“Until one is committed, there is hesitancy, the chance to draw back, always ineffectiveness. Concerning all acts of initiative (and creation), there is one elementary truth, the ignorance of which kills countless ideas and splendid plans: that the moment one definitely commits oneself, then Providence moves too. All sorts of things occur to help one that would never otherwise have occurred. A whole stream of events issues from the decision, raising in one’s favour all manner of unforeseen incidents and meetings and material assistance, which no man could have dreamt would have come his way. I have learned a deep respect for one of Goethe’s couplets:
Whatever you can do, or dream you can, begin it.
Boldness has genius, power, and magic in it!”
William Hutchison Murray
This has been my favourite quote since 2011.
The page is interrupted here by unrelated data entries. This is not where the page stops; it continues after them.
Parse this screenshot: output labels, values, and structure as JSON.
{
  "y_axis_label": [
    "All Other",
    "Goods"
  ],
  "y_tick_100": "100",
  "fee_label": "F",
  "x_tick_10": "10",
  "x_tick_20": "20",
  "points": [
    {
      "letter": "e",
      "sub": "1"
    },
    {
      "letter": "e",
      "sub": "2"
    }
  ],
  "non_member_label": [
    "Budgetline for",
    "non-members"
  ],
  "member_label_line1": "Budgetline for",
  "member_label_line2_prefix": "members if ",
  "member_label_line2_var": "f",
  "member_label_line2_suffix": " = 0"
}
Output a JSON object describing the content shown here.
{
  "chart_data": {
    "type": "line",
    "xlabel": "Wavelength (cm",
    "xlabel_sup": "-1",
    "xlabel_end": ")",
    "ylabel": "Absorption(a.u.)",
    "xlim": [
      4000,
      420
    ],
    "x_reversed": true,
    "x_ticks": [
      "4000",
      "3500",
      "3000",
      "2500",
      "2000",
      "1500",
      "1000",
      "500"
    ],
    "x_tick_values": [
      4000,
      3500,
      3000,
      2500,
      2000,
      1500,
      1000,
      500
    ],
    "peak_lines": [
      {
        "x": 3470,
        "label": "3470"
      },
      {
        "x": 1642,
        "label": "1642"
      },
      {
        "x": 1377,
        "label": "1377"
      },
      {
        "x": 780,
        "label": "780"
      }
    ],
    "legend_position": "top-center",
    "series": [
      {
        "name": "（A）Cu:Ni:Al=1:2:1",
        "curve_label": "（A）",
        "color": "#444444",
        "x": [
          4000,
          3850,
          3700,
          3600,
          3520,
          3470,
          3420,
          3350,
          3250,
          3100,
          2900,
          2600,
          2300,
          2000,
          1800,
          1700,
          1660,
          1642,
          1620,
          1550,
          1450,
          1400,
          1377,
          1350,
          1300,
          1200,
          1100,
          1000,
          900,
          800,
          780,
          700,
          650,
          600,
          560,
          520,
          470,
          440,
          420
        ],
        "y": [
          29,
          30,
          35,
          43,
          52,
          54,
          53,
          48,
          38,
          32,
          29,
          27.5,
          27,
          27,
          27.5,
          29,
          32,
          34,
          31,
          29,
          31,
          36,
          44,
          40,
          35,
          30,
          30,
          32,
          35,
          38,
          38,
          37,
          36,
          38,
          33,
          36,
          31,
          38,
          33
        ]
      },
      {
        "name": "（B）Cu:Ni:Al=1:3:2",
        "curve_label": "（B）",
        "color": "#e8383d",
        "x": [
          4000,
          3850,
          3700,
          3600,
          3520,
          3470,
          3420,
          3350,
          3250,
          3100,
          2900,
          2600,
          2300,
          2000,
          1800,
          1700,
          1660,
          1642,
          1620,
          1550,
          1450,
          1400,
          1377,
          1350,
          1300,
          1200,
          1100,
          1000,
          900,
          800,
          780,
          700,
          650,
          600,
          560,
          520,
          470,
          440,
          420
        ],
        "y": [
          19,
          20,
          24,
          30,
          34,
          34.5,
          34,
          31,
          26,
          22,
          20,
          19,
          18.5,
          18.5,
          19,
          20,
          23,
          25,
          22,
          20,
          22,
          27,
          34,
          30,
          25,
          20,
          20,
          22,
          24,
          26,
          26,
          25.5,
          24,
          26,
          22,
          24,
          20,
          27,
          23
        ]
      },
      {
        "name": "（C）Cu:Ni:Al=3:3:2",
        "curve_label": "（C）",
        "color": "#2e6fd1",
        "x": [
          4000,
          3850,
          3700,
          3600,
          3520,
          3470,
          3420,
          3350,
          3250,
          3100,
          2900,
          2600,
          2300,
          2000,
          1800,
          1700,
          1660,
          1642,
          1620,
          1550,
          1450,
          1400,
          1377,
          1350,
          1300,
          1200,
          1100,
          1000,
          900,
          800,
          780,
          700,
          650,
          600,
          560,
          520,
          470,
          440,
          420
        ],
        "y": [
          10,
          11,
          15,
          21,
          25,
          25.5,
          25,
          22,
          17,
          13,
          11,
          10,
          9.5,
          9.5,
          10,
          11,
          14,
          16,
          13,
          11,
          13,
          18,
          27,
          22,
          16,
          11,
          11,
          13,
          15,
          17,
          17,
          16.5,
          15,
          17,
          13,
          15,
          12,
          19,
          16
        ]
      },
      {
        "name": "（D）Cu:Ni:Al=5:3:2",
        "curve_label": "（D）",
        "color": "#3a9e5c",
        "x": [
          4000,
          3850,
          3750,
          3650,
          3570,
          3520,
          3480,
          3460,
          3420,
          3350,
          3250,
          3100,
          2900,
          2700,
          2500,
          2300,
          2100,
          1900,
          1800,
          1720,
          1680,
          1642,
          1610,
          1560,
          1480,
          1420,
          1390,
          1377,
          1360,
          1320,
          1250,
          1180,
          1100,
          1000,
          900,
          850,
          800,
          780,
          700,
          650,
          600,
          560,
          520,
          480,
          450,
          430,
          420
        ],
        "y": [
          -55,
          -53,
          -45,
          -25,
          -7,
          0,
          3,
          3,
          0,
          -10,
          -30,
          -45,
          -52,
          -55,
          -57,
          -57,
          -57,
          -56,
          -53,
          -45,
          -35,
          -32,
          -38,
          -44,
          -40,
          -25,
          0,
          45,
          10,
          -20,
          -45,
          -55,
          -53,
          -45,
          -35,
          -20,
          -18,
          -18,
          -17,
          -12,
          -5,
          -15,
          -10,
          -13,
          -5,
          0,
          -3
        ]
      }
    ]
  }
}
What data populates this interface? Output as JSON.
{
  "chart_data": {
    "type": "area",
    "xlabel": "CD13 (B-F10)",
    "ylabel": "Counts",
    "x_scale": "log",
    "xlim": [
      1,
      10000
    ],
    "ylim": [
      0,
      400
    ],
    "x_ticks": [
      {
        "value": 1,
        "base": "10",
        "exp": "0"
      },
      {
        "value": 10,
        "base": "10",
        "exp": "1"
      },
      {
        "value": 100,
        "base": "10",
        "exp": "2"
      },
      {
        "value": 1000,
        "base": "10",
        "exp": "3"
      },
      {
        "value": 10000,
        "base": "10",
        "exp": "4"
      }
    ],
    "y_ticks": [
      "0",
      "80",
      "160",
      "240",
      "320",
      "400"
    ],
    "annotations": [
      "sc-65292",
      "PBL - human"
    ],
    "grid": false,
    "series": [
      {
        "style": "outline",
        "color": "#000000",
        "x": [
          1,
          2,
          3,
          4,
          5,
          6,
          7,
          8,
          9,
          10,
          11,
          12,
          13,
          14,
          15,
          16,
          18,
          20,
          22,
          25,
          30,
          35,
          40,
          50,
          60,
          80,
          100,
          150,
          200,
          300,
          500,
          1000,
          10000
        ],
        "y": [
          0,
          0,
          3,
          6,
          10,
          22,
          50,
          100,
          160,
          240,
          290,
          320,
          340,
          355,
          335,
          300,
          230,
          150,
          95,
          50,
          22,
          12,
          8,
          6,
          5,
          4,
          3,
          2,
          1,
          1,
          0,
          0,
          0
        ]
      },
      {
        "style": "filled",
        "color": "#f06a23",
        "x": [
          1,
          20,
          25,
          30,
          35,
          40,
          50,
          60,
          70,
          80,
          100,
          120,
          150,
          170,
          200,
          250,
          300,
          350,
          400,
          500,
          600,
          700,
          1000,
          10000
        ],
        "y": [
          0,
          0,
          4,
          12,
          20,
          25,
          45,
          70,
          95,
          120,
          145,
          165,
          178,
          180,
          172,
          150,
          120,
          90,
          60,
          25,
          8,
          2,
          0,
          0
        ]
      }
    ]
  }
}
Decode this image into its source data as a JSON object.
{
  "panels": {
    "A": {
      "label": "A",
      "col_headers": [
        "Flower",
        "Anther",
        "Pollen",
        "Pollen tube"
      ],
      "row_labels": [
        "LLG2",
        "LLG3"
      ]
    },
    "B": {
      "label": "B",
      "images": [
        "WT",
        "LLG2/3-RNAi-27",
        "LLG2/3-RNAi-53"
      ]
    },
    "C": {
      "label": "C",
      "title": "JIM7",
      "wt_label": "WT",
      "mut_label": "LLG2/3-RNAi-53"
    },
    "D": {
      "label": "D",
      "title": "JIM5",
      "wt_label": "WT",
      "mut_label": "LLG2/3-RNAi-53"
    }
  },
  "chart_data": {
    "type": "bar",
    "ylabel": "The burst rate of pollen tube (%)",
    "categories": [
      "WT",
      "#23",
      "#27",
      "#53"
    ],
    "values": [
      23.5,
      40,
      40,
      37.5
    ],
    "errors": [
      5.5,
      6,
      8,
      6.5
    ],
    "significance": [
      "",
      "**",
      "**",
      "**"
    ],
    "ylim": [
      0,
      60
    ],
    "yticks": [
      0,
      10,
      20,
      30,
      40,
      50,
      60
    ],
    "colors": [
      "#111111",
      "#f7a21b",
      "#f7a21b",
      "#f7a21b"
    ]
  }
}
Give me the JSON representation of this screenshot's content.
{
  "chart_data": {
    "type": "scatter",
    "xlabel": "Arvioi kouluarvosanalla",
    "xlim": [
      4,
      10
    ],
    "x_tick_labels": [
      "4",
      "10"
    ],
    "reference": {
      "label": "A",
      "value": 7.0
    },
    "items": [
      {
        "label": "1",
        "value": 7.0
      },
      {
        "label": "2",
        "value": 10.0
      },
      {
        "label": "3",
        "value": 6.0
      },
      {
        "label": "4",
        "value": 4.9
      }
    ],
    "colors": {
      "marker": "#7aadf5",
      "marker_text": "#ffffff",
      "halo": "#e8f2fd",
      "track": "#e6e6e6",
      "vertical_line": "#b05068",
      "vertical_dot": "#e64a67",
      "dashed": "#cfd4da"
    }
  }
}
That’s 5 years of devotion, which, for a quote addict such as myself, is something of a marvel. The funny thing about it that I didn’t even really understand why it held me in thrall every time I read it – I only knew that the underlying message of the mystery behind intention gave me goosebumps.
And then, over the course of the last year, I became increasingly obsessed with commitment. What is it, what quality does it have, what are the implications of it, how does it work?
And the quote began to reveal the core of its message, the foundation upon which the rest is based; the internal shift that makes the magic happen.
Commitment, it turns out, is a mystical force.
Commitment vs. decision
A decision is defined as “a conclusion or resolution reached after consideration.” Commitment is defined as “the state or quality of being dedicated to a cause, activity, etc.”
In other words, a decision is merely a thought, the conclusion of a cognitive process. A commitment is a state of being – a state, no less, of dedication (which, to continue our exploration of the English language, is defined as being “devoted to a task or purpose; having single-minded loyalty or integrity”).
Dedication, devotion, loyalty, integrity.
Pretty powerful concepts. Concepts that connect us to the root of who we are, what we believe in, what we stand for. Commitment therefore, is an intoxicating shortcut to some of the most profound states we can experience.
Commitment vs. discipline
Discipline, “a way of behaving that shows a willingness to obey rules or orders,” has long been touted as a desirable and commendable quality; something to be rigorously pursued in the name of self-betterment. The things about discipline is that unless the thing we’re using it for brings us consistent joy, we will at some point tire of the battle to engage our will on a consistent basis.
Willpower is an outward moving force (3rd chakra based, for those of you who are curious), a pushing force. It’s great for short periods of action but using it every day without rest is eventually going to become draining. Commitment on the other hand, is a pulling force.
Commitment draws us forward through our love of that which we have chosen to devote ourselves to – it is love that beckons us to take one step, another step.
Commitment and discipline may sometimes achieve the same results but the quality of each is intrinsically different, and in my experience, being pulled forwards is infinitely more pleasant than pushing.
Commitment and devotion
Here’s where it gets really interesting. Devotion (“love, loyalty, or enthusiasm for a person, activity, or cause”) is an incredibly potent state.
It is to give oneself entirely, with every fiber of one’s being, to the object of our focus.
It is a humbling sensation, to act from devotion; it opens us even more fully to love, to life – to the beauty in our endeavors, to the honour and worthiness of that which we attempt to create.
That kind of attention is powerful. Like, really powerful. It’s the kind of attention, which, when harnessed and skillfully directed, can be used to complete seemingly impossible tasks; the kind of attention that finds solutions where there are none, that invites game-changing insights, that creates miracles.
It is uncompromising dedication.
And with uncompromising dedication comes something else – unwavering trust.
Because when we give ourselves up completely to devotion, there is no space for fear. There is only the clear path of what must be done.
Clarity, simplicity, focus.
These are some of the inevitable side-effects of commitment. And devotion itself is what brings us the feeling of fulfillment that we are all searching for – it is not what you do, but how you do it.
Living in this quality of devoted surrender, whether or not it is a cause of our choosing, is the most transformational practice there is.
Priorities and focus
And because commitment is so full on, we cannot commit ourselves to very many things at the same time. We have to choose. Knowing what our priorities are is always a good thing (at this point in time; clearly this is something which is constantly evolving), but in order to commit, it is crucial.
What are you willing to devote yourself to?
What one thing would make all others obsolete?
Who do you want to become and what activity/cause will mould you into that person?